Quant à Cesare Beccaria, l’ancienne ministre de la Justice oublie sans doute que cet opposant à la torture était donc par contrecoup favorable à l’enfermement proportionné au crime commis. Dans son Traité des délits et peines, chapitre XXVIII intitulé « De la peine de mort », il écrit que « le frein le plus propre à arrêter les crimes n’est donc pas tant le spectacle terrible, mais momentané, de la mort d’un scélérat, que l’exemple continuel d’un homme privé de sa liberté, transformé en quelque sorte en bête de somme, et restituant à la société par un travail pénible, et de toute sa vie, le dommage qu’il lui a fait ». C’est encore bien trop léger que de vouloir s’approprier Beccaria en tirant de son chapeau qu’en 2008 il serait opposé à la loi sur la rétention de sûreté des criminels sexuels dangereux, alors que rien n’indique qu’il serait partisan d’un régime de clémence particulier à l’égard de cette forme de criminalité.

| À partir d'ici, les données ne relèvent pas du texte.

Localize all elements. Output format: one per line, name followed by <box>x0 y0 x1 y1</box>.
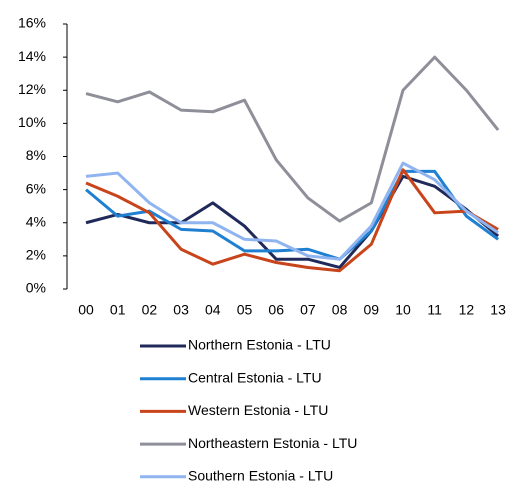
y-tick-label: 12% <box>18 81 46 97</box>
y-tick-label: 4% <box>26 213 46 229</box>
series-line <box>85 161 499 261</box>
x-tick-label: 04 <box>205 302 221 318</box>
y-tick-label: 14% <box>18 48 46 64</box>
x-tick-label: 06 <box>268 302 284 318</box>
y-tick-label: 8% <box>26 147 46 163</box>
legend-label: Southern Estonia - LTU <box>188 468 333 484</box>
series-line <box>85 174 500 269</box>
y-tick-label: 10% <box>18 114 46 130</box>
y-tick-label: 6% <box>26 180 46 196</box>
legend-label: Western Estonia - LTU <box>188 402 328 418</box>
x-tick-label: 08 <box>332 302 348 318</box>
y-tick-label: 16% <box>18 15 46 31</box>
y-tick-label: 2% <box>26 247 46 263</box>
x-tick-label: 13 <box>490 302 506 318</box>
x-tick-label: 02 <box>142 302 158 318</box>
x-tick-label: 09 <box>364 302 380 318</box>
x-tick-label: 11 <box>427 302 442 318</box>
x-tick-label: 03 <box>173 302 189 318</box>
legend-label: Northeastern Estonia - LTU <box>188 435 357 451</box>
x-tick-label: 10 <box>395 302 411 318</box>
y-tick-label: 0% <box>26 280 46 296</box>
series-line <box>85 169 499 261</box>
legend-label: Central Estonia - LTU <box>188 369 322 385</box>
x-tick-label: 05 <box>237 302 253 318</box>
x-tick-label: 01 <box>110 302 126 318</box>
x-tick-label: 00 <box>78 302 94 318</box>
series-line <box>85 55 500 223</box>
x-tick-label: 12 <box>459 302 475 318</box>
x-tick-label: 07 <box>300 302 316 318</box>
legend-label: Northern Estonia - LTU <box>188 337 331 353</box>
series-line <box>85 168 499 273</box>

De la part d’une ancienne ministre de la Justice, tant de légèreté dans l’accusation et d’incongruité dans la récupération idéologique de références en matière judiciaire et philosophique aurait de quoi surprendre. Rappelons néanmoins que nous avons affaire à la ministre de la Justice qui en voulant « renforcer la présomption d’innocence » inscrivait dans la loi à plusieurs reprises la notion « d’indice faisant présumer [que des personnes] ont commis ou tenté de commettre une infraction » (inscrivant donc dans la loi une forme de notion de présomption de culpabilité), renommait la détention préventive en détention provisoire sans en changer le contenu, c’est-à-dire en donnant l’impression que désormais n’importe qui peut être placé en détention puisque la mesure n’aurait plus pour but de prévenir quoi que ce soit, et permettait aux accusés laissés libres en attendant l’audience de ne pas comparaître dans le box des accusés en cour d’assises, créant donc une distinction entre les accusés laissés libres et ceux placés en détention provisoire évidemment préjudiciable à la présomption d’innocence.